O'Connor Gavin, Dawson Carol, Woolford Alison, Webb Kenneth S, Catterick Tim
LGC Limited, Queens Road, Teddington, Middlesex, UK.
Anal Chem. 2002 Aug 1;74(15):3670-6. doi: 10.1021/ac0255375.
The importance of DNA as a regulatory analyte is well-known. Recent years have seen an increased interest in the quantitation of this analyte. Accurate quantitative measurements have been hampered by the lack of well-characterized standards and pure materials for this large-molecular-weight analyte. Outlined here is an approach for the accurate and reproducible quantitation of an oligonucleotide that is solely reliant on the availability of pure, well-characterized deoxynucleotides and not a sequence-specific pure DNA standard. The proposed procedure is intended to provide an accurate and definitive method for the quantitation of DNA for reference measurements as an improved alternative to the more conventional UV absorbance-based methods. For proof of concept, a gravimetrically prepared oligonucleotide solution was enzymatically digested to its constituent monomer-deoxynucleotide monophosphates (dNMPs), of which there are four different types. Qualitative mass spectrometry was used to confirm the 100% successful completion of the enzymatic digestion step. The dNMPs were then separated by liquid chromatography (LC) before being detected by electrospray ionization (ESI) mass spectrometry (MS). The method of quantitation was based on isotope dilution mass spectrometry (IDMS) analysis of the four different monomer units. The concentrations of the four dNMP residues were then summed to obtain the original concentration of the oligonucleotide. The concentrations determined by liquid chromatography/mass spectrometry (LC/MS) and also by liquid chromatography-tandem mass spectrometry (LC/MS/MS) differed by <2.5 and 1%, respectively, from the gravimetrically assigned value. These differences were well within the uncertainty of the gravimetrically assigned value. This highly accurate method, suitable for the definitive quantitation of oligonucleotides, should be ideal for characterizing primary calibration standards and certified reference materials that can then be used to underpin the more conventional quantitative techniques of UV and fluorescence spectroscopy.

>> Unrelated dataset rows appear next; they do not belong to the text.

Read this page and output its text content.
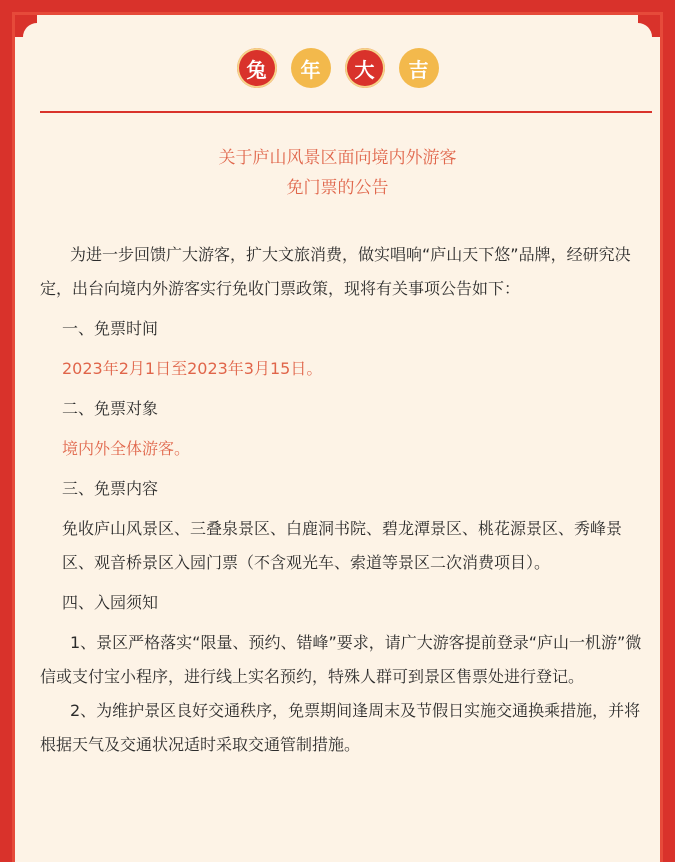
兔	年	大	吉
关于庐山风景区面向境内外游客
免门票的公告

为进一步回馈广大游客，扩大文旅消费，做实唱响“庐山天下悠”品牌，经研究决定，出台向境内外游客实行免收门票政策，现将有关事项公告如下：

一、免票时间

2023年2月1日至2023年3月15日。

二、免票对象

境内外全体游客。

三、免票内容

免收庐山风景区、三叠泉景区、白鹿洞书院、碧龙潭景区、桃花源景区、秀峰景区、观音桥景区入园门票（不含观光车、索道等景区二次消费项目）。

四、入园须知

1、景区严格落实“限量、预约、错峰”要求，请广大游客提前登录“庐山一机游”微信或支付宝小程序，进行线上实名预约，特殊人群可到景区售票处进行登记。

2、为维护景区良好交通秩序，免票期间逢周末及节假日实施交通换乘措施，并将根据天气及交通状况适时采取交通管制措施。
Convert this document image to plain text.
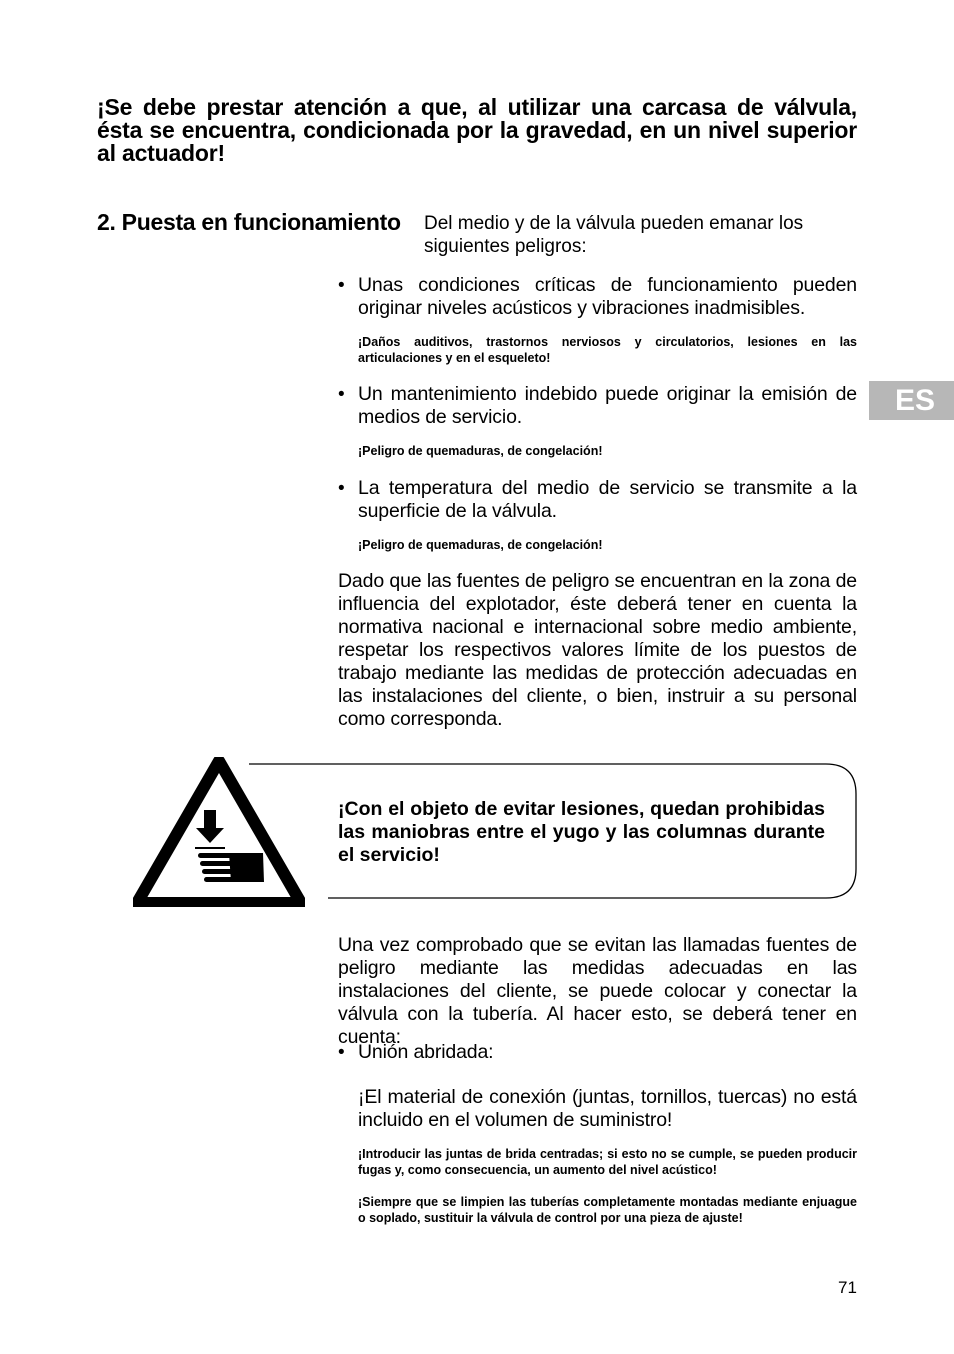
¡Se debe prestar atención a que, al utilizar una carcasa de válvula, ésta se encuentra, condicionada por la gravedad, en un nivel superior al actuador!
2. Puesta en funcionamiento Del medio y de la válvula pueden emanar los siguientes peligros:
• Unas condiciones críticas de funcionamiento pueden originar niveles acústicos y vibraciones inadmisibles.
¡Daños auditivos, trastornos nerviosos y circulatorios, lesiones en las articulaciones y en el esqueleto!
• Un mantenimiento indebido puede originar la emisión de medios de servicio.
¡Peligro de quemaduras, de congelación!
• La temperatura del medio de servicio se transmite a la superficie de la válvula.
¡Peligro de quemaduras, de congelación!
Dado que las fuentes de peligro se encuentran en la zona de influencia del explotador, éste deberá tener en cuenta la normativa nacional e internacional sobre medio ambiente, respetar los respectivos valores límite de los puestos de trabajo mediante las medidas de protección adecuadas en las instalaciones del cliente, o bien, instruir a su personal como corresponda.
ES
¡Con el objeto de evitar lesiones, quedan prohibidas las maniobras entre el yugo y las columnas durante el servicio!
Una vez comprobado que se evitan las llamadas fuentes de peligro mediante las medidas adecuadas en las instalaciones del cliente, se puede colocar y conectar la válvula con la tubería. Al hacer esto, se deberá tener en cuenta:
• Unión abridada:
¡El material de conexión (juntas, tornillos, tuercas) no está incluido en el volumen de suministro!
¡Introducir las juntas de brida centradas; si esto no se cumple, se pueden producir fugas y, como consecuencia, un aumento del nivel acústico!
¡Siempre que se limpien las tuberías completamente montadas mediante enjuague o soplado, sustituir la válvula de control por una pieza de ajuste!
71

DNA作为一种调控分析物的重要性是众所周知的。近年来,人们对这种分析物的定量分析兴趣日益浓厚。由于缺乏针对这种大分子分析物的特征明确的标准品和纯物质,准确的定量测量受到了阻碍。本文概述了一种仅依赖于纯的、特征明确的脱氧核苷酸(而非序列特异性纯DNA标准品)来对寡核苷酸进行准确且可重复定量的方法。所提出的程序旨在提供一种准确且确定的DNA定量方法,用于参考测量,作为更传统的基于紫外吸光度方法的改进替代方法。为了验证概念,将通过重量法制备的寡核苷酸溶液酶解为其组成的单体脱氧核苷酸单磷酸(dNMP),共有四种不同类型。采用定性质谱法确认酶解步骤100%成功完成。然后通过液相色谱(LC)分离dNMP,再通过电喷雾电离(ESI)质谱(MS)进行检测。定量方法基于对四种不同单体单元的同位素稀释质谱(IDMS)分析。然后将四种dNMP残基的浓度相加,以获得寡核苷酸的原始浓度。通过液相色谱/质谱(LC/MS)以及液相色谱-串联质谱(LC/MS/MS)测定的浓度与重量法指定值的差异分别小于2.5%和1%。这些差异完全在重量法指定值的不确定度范围内。这种高度准确的方法适用于寡核苷酸的确定定量,对于表征一级校准标准品和有证参考物质应该是理想的,然后这些标准品可用于支持更传统的紫外和荧光光谱定量技术。